JoeyEamigh commented 2 years ago

was anyone able to find a concrete fix on this?

marcusteixeira commented 2 years ago

Hello guys! I believe this may be correlated with the issue #5177. Where a Pull Request has already been merged to resolve the issue: #5179

This commit has not yet been applied to a release, but I believe this can be validated via the main branch.

step-baby commented 2 years ago

2.5.0 also has this problem

level=warn ts=2022-04-13T03:53:53.820649479Z caller=logging.go:72 traceID=3ddb4bd64dc8aea9 orgID=fake msg="POST /loki/api/v1/push (500) 1.000373991s Response: \"rpc error: code = DeadlineExceeded desc = context deadline exceeded\\n\" ws: false; Content-Length: 3272; Content-Type: application/x-protobuf; User-Agent: promtail/2.5.0; "
irizzant commented 2 years ago

I'm hitting the same issue here with 2.5.0 Thanks to this reply:

This commit has not yet been applied to a release, but I believe this can be validated via the main branch.

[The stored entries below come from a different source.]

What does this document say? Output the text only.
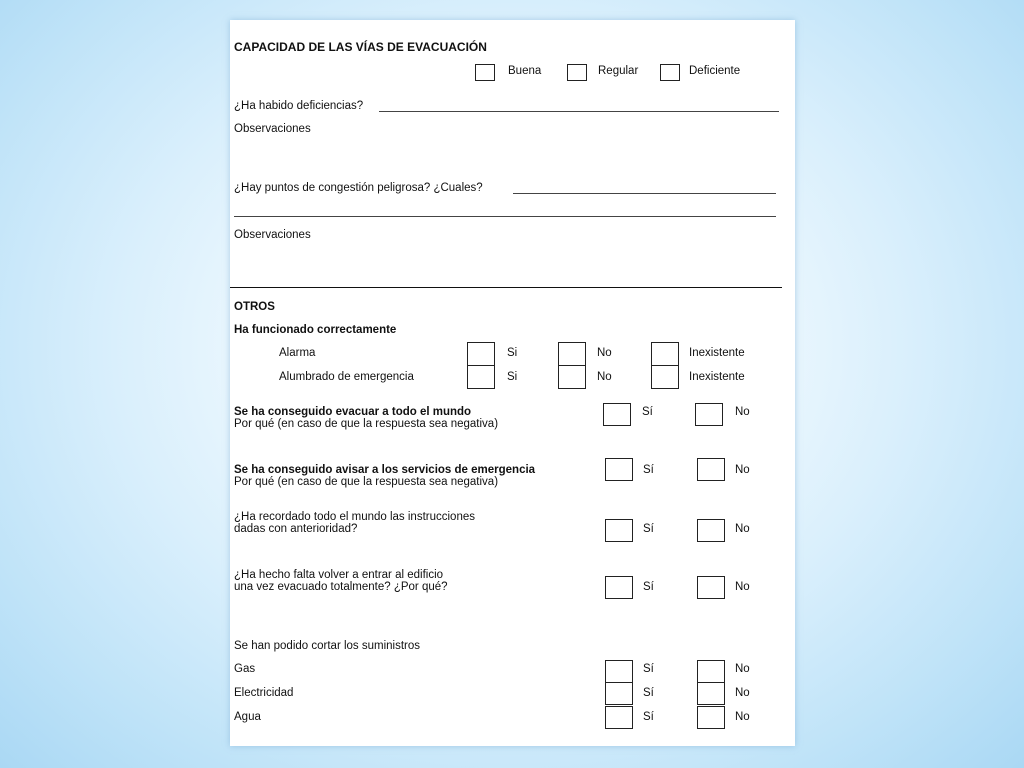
CAPACIDAD DE LAS VÍAS DE EVACUACIÓN
Buena	Regular	Deficiente
¿Ha habido deficiencias?
Observaciones
¿Hay puntos de congestión peligrosa? ¿Cuales?
Observaciones
OTROS
Ha funcionado correctamente
Alarma	Si	No	Inexistente
Alumbrado de emergencia	Si	No	Inexistente
Se ha conseguido evacuar a todo el mundo
Por qué (en caso de que la respuesta sea negativa)
Sí	No
Se ha conseguido avisar a los servicios de emergencia
Por qué (en caso de que la respuesta sea negativa)
Sí	No
¿Ha recordado todo el mundo las instrucciones
dadas con anterioridad?	Sí	No
¿Ha hecho falta volver a entrar al edificio
una vez evacuado totalmente? ¿Por qué?	Sí	No
Se han podido cortar los suministros
Gas	Sí	No
Electricidad	Sí	No
Agua	Sí	No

I tried using the main version and I still receive 500 errors:

2022-05-10 11:01:03 +0200 [warn]: #0 failed to write post to http://gateway.loki.svc.cluster.local/loki/api/v1/push (500 Internal Server Error rpc error: code = DeadlineExceeded desc = context deadline exceeded

but it also looks like retries manage to send chunks later:

2022-05-10 11:01:04 +0200 [warn]: #0 retry succeeded. chunk_id="5dea4906279e1b67bd8cd8edb759684c"

I can also see these 500 errors occur in distributors pods after the POST to loki/api/v1/push waits for 2s , so it looks like this is a default timeout.

I can also confirm there are less 500 errors than in version 2.5.0

UPDATE: Adding the below image showing that in my case Consul is showing the highest latency, especially for requests coming from Compactor and Distributor: image

irizzant commented 1 year ago

I'm now in version 2.6.1 and I still see unbelievable latency between Consul and requests coming from Compactor and Distributor: image

I also attach the Distributor latency metrics: image

the Ingester's: image

and Consul's: image